Tanto quanto parece ser possível avaliar, haverá três atitudes diferentes com algum grau de viabilidade. Em primeiro lugar, na qualidade de Estado não beligerante ou, mesmo, beligerante, o apoio à Federação Russa, porque se prioriza a condenação do capitalismo e dos EUA, da “democracia burguesa” e do “irrealista multilateralismo”, da Otan e da UE; porque defendem as ditaduras, o unilateralismo soberanista ou imperialista.

Em segundo lugar, a neutralidade (mais ou menos equidistante), uma vez que se atribui prioridade à manutenção ou ao reforço das trocas comerciais; e uma vez que, mesmo na presente conjuntura, se encara o “interesse nacional” sobretudo em pequena escala, no curto prazo e de modo defensivo.

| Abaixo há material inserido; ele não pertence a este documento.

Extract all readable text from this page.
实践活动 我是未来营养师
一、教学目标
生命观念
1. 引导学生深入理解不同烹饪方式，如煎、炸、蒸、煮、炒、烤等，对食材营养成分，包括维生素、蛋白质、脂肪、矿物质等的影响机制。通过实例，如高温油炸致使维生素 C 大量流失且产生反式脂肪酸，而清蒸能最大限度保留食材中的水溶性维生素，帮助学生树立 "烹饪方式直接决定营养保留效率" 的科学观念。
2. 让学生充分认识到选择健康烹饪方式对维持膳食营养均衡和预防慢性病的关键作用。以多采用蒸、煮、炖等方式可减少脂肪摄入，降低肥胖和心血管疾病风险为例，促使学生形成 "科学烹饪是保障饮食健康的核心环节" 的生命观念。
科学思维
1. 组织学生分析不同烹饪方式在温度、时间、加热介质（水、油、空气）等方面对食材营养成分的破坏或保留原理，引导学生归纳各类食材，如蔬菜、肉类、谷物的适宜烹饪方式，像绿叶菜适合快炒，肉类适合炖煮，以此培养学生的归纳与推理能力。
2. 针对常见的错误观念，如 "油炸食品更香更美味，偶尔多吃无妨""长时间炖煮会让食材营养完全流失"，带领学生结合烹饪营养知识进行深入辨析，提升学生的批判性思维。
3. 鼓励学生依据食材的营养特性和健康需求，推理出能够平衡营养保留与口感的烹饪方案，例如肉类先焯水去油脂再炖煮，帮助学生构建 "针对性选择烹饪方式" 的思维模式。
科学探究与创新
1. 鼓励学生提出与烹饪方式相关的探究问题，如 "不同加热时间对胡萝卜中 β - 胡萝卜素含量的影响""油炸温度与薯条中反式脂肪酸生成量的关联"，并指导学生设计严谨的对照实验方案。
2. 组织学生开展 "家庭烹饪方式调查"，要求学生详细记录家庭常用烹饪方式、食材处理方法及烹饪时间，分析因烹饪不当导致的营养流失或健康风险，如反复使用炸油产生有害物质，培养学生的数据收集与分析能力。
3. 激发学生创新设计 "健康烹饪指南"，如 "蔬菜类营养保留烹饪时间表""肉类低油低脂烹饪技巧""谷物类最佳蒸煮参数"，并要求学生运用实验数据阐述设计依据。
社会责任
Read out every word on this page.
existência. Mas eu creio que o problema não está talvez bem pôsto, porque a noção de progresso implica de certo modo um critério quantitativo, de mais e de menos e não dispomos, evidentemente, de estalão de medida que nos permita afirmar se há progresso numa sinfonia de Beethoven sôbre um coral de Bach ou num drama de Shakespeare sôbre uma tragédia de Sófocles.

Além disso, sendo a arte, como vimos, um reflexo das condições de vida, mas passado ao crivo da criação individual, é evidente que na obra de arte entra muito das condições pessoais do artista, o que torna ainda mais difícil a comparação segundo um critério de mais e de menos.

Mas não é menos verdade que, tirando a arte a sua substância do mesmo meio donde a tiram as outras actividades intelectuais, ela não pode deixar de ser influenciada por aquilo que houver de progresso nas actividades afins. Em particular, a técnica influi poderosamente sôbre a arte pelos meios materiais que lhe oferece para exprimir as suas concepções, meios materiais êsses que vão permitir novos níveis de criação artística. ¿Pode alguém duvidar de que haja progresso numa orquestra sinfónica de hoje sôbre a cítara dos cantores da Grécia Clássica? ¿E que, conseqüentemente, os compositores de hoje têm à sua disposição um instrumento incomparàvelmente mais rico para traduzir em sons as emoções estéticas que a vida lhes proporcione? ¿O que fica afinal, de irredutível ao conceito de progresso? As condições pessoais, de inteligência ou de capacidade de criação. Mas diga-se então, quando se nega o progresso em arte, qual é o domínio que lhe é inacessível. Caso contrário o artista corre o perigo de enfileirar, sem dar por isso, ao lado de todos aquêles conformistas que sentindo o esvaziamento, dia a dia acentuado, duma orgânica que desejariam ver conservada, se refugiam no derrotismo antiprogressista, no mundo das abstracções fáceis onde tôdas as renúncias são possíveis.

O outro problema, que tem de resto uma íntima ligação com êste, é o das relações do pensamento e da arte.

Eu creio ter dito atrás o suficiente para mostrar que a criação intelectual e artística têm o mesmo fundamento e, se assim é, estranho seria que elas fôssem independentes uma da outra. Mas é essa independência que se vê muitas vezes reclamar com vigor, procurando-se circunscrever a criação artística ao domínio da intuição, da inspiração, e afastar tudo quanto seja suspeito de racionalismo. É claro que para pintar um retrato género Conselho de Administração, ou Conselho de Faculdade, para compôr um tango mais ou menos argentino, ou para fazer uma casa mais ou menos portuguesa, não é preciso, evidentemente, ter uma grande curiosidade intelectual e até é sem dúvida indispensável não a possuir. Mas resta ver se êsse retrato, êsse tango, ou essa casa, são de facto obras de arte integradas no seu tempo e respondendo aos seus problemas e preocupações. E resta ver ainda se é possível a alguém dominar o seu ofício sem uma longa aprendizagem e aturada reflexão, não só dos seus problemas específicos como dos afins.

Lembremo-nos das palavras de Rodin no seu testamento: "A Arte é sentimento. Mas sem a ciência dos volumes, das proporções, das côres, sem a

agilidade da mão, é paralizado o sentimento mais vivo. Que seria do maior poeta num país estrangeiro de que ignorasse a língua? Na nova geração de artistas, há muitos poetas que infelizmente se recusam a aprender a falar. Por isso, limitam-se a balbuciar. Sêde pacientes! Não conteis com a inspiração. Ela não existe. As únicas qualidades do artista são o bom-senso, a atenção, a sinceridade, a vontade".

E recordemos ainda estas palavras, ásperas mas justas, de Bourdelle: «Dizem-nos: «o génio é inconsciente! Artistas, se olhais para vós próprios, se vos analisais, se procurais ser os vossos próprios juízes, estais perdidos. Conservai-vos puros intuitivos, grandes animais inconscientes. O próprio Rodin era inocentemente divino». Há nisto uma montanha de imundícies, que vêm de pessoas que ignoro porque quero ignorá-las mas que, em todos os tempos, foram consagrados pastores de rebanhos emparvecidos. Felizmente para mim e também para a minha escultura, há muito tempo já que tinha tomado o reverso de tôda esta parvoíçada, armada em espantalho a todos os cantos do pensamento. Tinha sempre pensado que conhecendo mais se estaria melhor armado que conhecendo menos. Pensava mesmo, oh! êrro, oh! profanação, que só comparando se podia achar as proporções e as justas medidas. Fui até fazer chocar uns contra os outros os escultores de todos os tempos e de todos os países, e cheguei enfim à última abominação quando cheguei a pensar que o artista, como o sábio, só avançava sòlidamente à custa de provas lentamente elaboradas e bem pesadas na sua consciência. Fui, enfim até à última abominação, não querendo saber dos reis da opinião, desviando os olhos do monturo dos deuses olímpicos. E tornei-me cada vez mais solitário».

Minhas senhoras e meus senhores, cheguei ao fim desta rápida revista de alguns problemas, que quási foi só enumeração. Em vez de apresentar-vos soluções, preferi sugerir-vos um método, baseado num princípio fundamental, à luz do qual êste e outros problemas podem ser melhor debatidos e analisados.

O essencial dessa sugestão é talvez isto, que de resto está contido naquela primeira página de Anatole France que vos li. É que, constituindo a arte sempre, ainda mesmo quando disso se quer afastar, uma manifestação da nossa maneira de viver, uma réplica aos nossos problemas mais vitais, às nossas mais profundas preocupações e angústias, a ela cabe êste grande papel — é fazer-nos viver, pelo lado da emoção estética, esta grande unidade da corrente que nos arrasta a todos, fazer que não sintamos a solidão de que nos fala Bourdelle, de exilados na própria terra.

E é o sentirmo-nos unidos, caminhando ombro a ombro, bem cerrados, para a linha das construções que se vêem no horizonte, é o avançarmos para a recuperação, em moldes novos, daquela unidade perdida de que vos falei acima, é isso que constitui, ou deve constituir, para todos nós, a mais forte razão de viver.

Em terceiro lugar, enquanto Estado não beligerante, o apoio à Ucrânia. Porque se respeitam a soberania e a integridade territorial dos países, os direitos humanos e a democracia; porque se acredita na possibilidade de a cooperação multilateral contribuir para a efetiva atenuação dos efeitos negativos da guerra econômica em curso; porque se pretende que, no futuro, a proteção da soberania e da integridade territorial dos países, os direitos humanos e a democracia, o multilateralismo e a salvaguarda dos equilíbrios ambientais, o desenvolvimento integrado e sustentável estejam mais presentes na atuação, quer dos Estados membros da Otan e da UE, quer de outros países. Eu opto pela terceira hipótese.